Collected together for re-release, Star Trek: The Next Generation 4-Movie Collection features the stories that (almost) helped redefine science fiction on the big screen. Spanning almost 10 years in theatres Star Trek: Generations (1994), Star Trek: First Contact (1996), Star Trek: Insurrection (1998) and Star Trek: Nemesis(2002) were meant to revive the Trek franchise and keep it relevant as the world marched into the next millennium. Now, newly remastered in 4K, the series is back for the next generation to enjoy in the comfort of their home.

Admittedly, the Next Generation films have truly never looked better. Although the final film, Nemesis, was released over 20 years ago, the new transfer truly makes them feel fresh. There is a crispness of the visuals that revives each piece in superior fashion. These sorts of reissues are painstakingly difficult processes but Paramount has done their best to ensure that each film sparkles on the home screen.

In terms of extras, the films also do their best to meet the high standards of Trek fans. With multiple featurettes and hours of content, they offer suitable background information to the Trek universe. However, the most standout features come from multiple commentaries on each disc, offering different perspectives and deep dives of information that should satisfy the most hardcore of fans. 

Having said this, although the films themselves have never looked better, no amount of rendering can cover over their various flaws. Although time has been kinder to the four Next Generation films strange storytelling decisions and poor character arcs still plague several of these adventures and serve as a reminder why it was not long before it was rebooted into the Chris Pine era. Insurrections still feels somewhat goofy, even if it feels the truest to the series and Nemesis still feels like a misfire. However, other entries fare better with the lens of time. With its merging of crews and love of nostalgia, Generations has aged better than expected. There’s a certain sense of joy seeing Picard and Kirk share the screen together, even if the story doesn’t always work. What’s more, as the darkest (and most accessible entry), First Contact continues to shine the brightest. There’s a focus within that film that still feels like one of the best of the entire series—and the reconstruction truly brings it to life with new clarity.

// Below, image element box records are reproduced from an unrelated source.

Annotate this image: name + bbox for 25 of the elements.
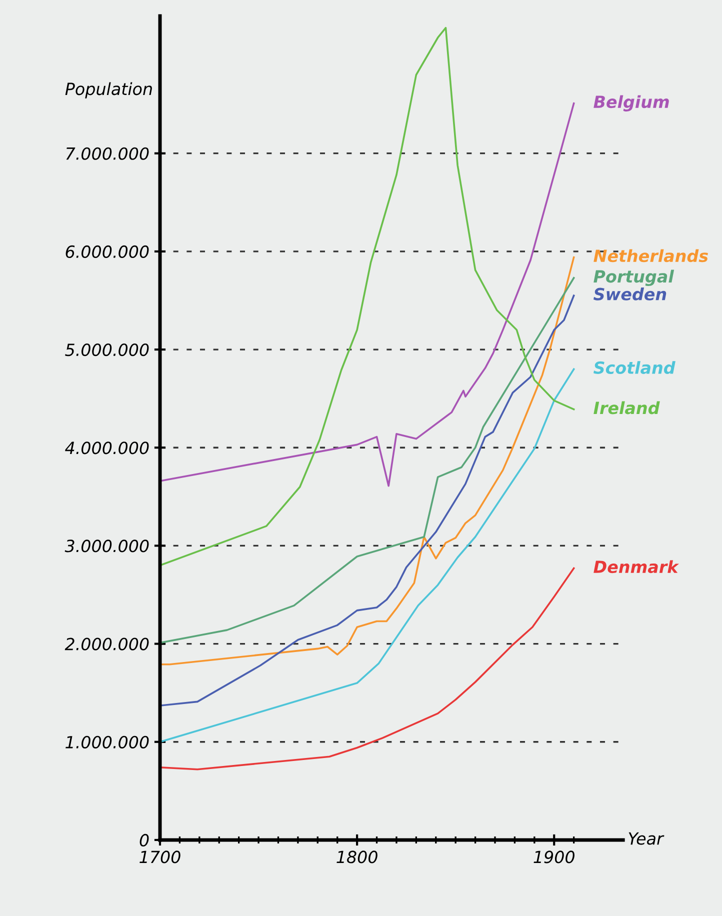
y-tick-label: 6.000.000 (66, 245, 149, 258)
y-tick-label: 7.000.000 (66, 147, 149, 160)
line-series (160, 567, 575, 770)
line-series (160, 26, 575, 566)
series-label: Ireland (594, 401, 660, 414)
y-tick-label: 1.000.000 (66, 736, 149, 748)
y-tick-label: 5.000.000 (65, 343, 149, 356)
y-tick-label: 4.000.000 (65, 442, 149, 454)
y-tick-label: 2.000.000 (64, 638, 149, 650)
series-label: Denmark (594, 560, 680, 574)
line-series (160, 368, 575, 743)
line-series (160, 294, 575, 706)
series-label: Belgium (594, 95, 669, 112)
x-tick-label: 1700 (140, 850, 180, 864)
series-label: Sweden (594, 288, 666, 300)
series-label: Netherlands (594, 249, 708, 262)
x-tick-label: 1900 (534, 850, 574, 864)
y-tick-label: 0 (140, 834, 149, 847)
series-label: Scotland (594, 361, 676, 374)
x-axis-title: Year (628, 832, 664, 845)
x-tick-label: 1800 (336, 850, 378, 864)
series-label: Portugal (594, 270, 674, 286)
y-tick-label: 3.000.000 (64, 540, 149, 552)
line-series (160, 102, 575, 487)
y-axis-title: Population (65, 82, 152, 98)
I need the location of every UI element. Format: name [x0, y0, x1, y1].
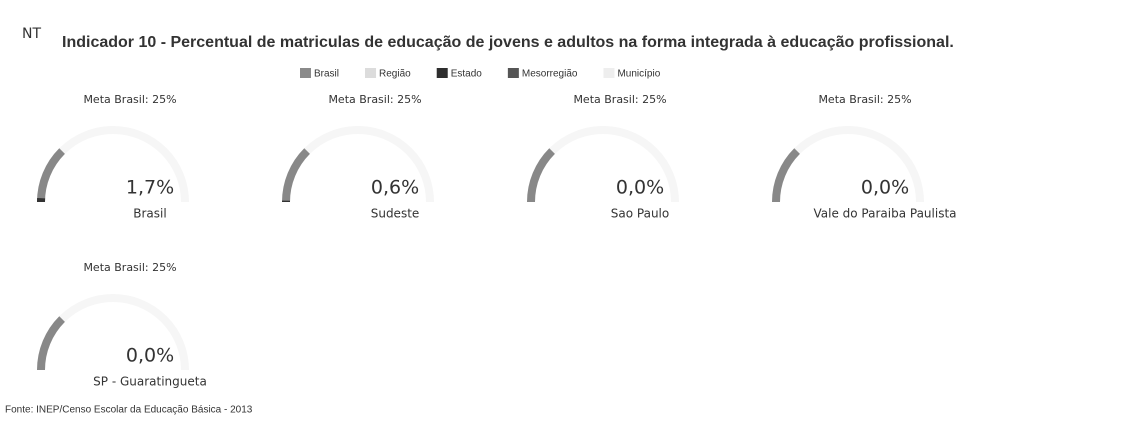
gauge-name: Sao Paulo [611, 207, 669, 221]
legend-swatch [436, 68, 448, 78]
legend-label: Mesorregião [522, 69, 578, 80]
gauge-title: Meta Brasil: 25% [818, 93, 911, 106]
legend-label: Município [617, 69, 660, 80]
gauge-title: Meta Brasil: 25% [83, 261, 176, 274]
legend-label: Brasil [314, 69, 339, 80]
value-label: 0,0% [616, 177, 664, 199]
gauge-target [37, 148, 66, 203]
legend-swatch [507, 68, 519, 78]
value-label: 0,0% [126, 345, 174, 367]
gauge-target [772, 148, 801, 203]
legend-swatch [300, 68, 311, 78]
gauge-title: Meta Brasil: 25% [83, 93, 176, 106]
gauge-title: Meta Brasil: 25% [328, 93, 421, 106]
gauge-name: Sudeste [371, 207, 420, 221]
legend-label: Estado [451, 69, 483, 80]
value-label: 0,0% [861, 177, 909, 199]
gauge-title: Meta Brasil: 25% [573, 93, 666, 106]
gauge-target [527, 148, 556, 203]
legend-swatch [365, 68, 377, 78]
gauge-target [282, 148, 311, 203]
legend-label: Região [379, 69, 411, 80]
page-title: Indicador 10 - Percentual de matriculas … [62, 34, 954, 51]
gauge-name: Brasil [133, 207, 166, 221]
value-label: 0,6% [371, 177, 419, 199]
gauge-name: Vale do Paraiba Paulista [813, 207, 956, 221]
footer: Fonte: INEP/Censo Escolar da Educação Bá… [5, 405, 253, 416]
legend-swatch [603, 68, 615, 78]
badge: NT [22, 26, 41, 42]
gauge-name: SP - Guaratingueta [93, 375, 207, 389]
value-label: 1,7% [126, 177, 174, 199]
gauge-target [37, 316, 66, 371]
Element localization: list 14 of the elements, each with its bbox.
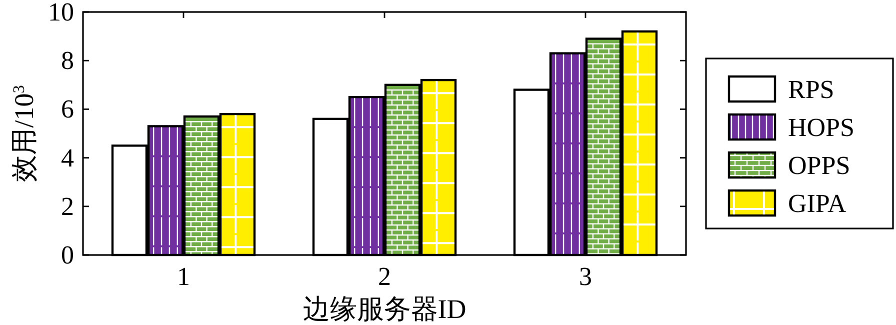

By revisiting these entries, the heart of Trek still beats loudly. Whereas the other beloved sci-fi space opera that takes place in a Galaxy Far, Far Away has always been about family and justice, the true joy of Trek lies in its unshakeable belief in hope for mankind. Although the Trek series has danced with God before (sigh… in the misguided fifth film), Next Generation has always put its faith in science wherever possible. This is a series about progressing and ‘bettering ourselves’, as Picard reminds us in Contact. Star Trek has always acknowledged the brokenness of humanity. But, it also argues that, through the quest for knowledge, we have the opportunity to evolve and change. This sense of growth shines through in these films, ranging from the emotional changes in Insurrections to Data’s desire to experience emotion in Generations. In Trek, it’s a cold world but knowledge brings truth.

Rather than focus on revolution, this series fights for evolution.

In this way, growth becomes a form of grace. Humanity’s desire to heal brings a certain sense of hope to it. This sense of optimism has always brought light to the Trek world and, even with their flaws, shines through in this series. Although the visuals of the re-issue are stunning, it’s always been the joy embedded within this series that seems to keep it relevant, even after all this time. Between that positivity and it’s stunning remastering, these rereleases are more than worth the Trek to the store for purchase. 

Star Trek: The Next Generation 4-Movie Collection is available on 4K on Tuesday, April 4th, 2023.